Rod Babers

No. 26
- Position: Cornerback

Personal information
- Born: October 6, 1980 (age 45) Houston, Texas, U.S.
- Listed height: 5 ft 9 in (1.75 m)
- Listed weight: 190 lb (86 kg)

Career information
- High school: Lamar (Houston)
- College: Texas (1999–2002)
- NFL draft: 2003 (4th round, 123rd overall pick)

Career history
- New York Giants (2003)*; Detroit Lions (2003–2004); Tampa Bay Buccaneers (2005)*; Denver Broncos (2005)*; Chicago Bears (2005)*; Austin Wranglers (2006)*; Hamilton Tiger-Cats (2006)*;
- * Offseason or practice squad member only

Awards and highlights
- Third-team All-American (2002); First-team All-Big 12 (2002);

Career NFL statistics
- Tackles: 10
- Stats at Pro Football Reference

= Rod Babers =

American gridiron football player (born 1980)

Roderick Henri Babers (born October 6, 1980) is an American former professional football player who was a cornerback in the National Football League (NFL). He was selected by the New York Giants in the fourth round of the 2003 NFL draft. He played college football at Texas.

Babers was also a member of the Detroit Lions, Tampa Bay Buccaneers, Denver Broncos, Chicago Bears, Austin Wranglers and Hamilton Tiger-Cats.

==Early life and college==
Babers attended Lamar High School in Houston, Texas.

He played college football at Texas from 1999 to 2002. He earned Associated Press (AP) first-team All-Big 12 honors his senior year in 2002. He was also named a third-team All-American by the AP and The Sporting News that same year.

==Professional career==

Babers was selected by the New York Giants in the fourth round, with the 123rd overall pick, of the 2003 NFL draft. He officially signed with the team on July 24, 2003. He was placed on the exempt list on August 31, 2003 after he did not report to Giants Stadium the day before and the Giants were not able to contact him. A few days later, it was discovered that Babers had returned home to Houston. He was waived by the Giants on September 6, 2003.
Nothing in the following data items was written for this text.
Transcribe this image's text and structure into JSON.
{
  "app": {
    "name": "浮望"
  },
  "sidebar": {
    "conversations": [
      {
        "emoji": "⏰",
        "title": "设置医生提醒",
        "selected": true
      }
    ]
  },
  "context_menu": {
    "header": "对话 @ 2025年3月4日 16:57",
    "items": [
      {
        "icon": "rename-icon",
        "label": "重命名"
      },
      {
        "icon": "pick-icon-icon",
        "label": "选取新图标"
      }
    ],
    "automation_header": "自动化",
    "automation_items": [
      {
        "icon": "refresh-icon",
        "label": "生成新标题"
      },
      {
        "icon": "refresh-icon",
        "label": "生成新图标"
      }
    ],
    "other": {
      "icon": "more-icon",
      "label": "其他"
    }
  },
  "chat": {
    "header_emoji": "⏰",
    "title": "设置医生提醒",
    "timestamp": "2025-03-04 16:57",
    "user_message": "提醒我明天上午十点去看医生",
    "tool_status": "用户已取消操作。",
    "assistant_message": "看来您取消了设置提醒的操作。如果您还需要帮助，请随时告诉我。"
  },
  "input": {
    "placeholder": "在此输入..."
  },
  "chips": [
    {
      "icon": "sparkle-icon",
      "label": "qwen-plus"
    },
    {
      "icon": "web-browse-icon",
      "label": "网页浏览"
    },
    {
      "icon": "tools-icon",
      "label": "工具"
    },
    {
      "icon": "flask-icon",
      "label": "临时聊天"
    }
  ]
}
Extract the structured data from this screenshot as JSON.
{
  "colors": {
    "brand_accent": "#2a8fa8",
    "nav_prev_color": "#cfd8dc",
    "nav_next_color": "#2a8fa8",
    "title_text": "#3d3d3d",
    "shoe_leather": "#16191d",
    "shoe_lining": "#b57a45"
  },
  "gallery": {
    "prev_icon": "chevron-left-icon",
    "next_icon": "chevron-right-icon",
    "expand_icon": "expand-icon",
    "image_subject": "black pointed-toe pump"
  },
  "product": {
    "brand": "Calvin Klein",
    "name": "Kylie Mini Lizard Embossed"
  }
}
Babers signed with the Detroit Lions on September 8, 2003. He played in five games for the Lions during the 2003 season, recording eight solo tackles and one assisted tackle. He was placed on injured reserve on November 11, 2003. Babers was waived on September 5, 2004 and signed to the team's practice squad on September 7, 2004. He was promoted to the active roster on September 18 and appeared in two games for the Lions in 2004, totaling one assisted tackle. He was placed on injured reserve on September 28, 2004.

Babers was signed by the Tampa Bay Buccaneers on April 4, 2005. He was waived on April 25, 2005.

He signed with the Denver Broncos on August 16, 2005. He was waived by the Broncos on August 30, 2005.

Babers was signed to the practice squad of the Chicago Bears on September 5, 2005. He was released on September 27, 2005.

He signed with the Austin Wranglers of the Arena Football League on December 5, 2005. He was waived on January 21, 2006.

Babers later signed with the Hamilton Tiger-Cats of the Canadian Football League but was released on June 10, 2006.

==Post-playing career==
Babers has spent time working as a sports radio talk show host. He has hosted "Ball Don't Lie" and the "Longhorn Blitz". He was also a sideline reporter for IMG-produced Texas football radio broadcasts from 2011 to 2013.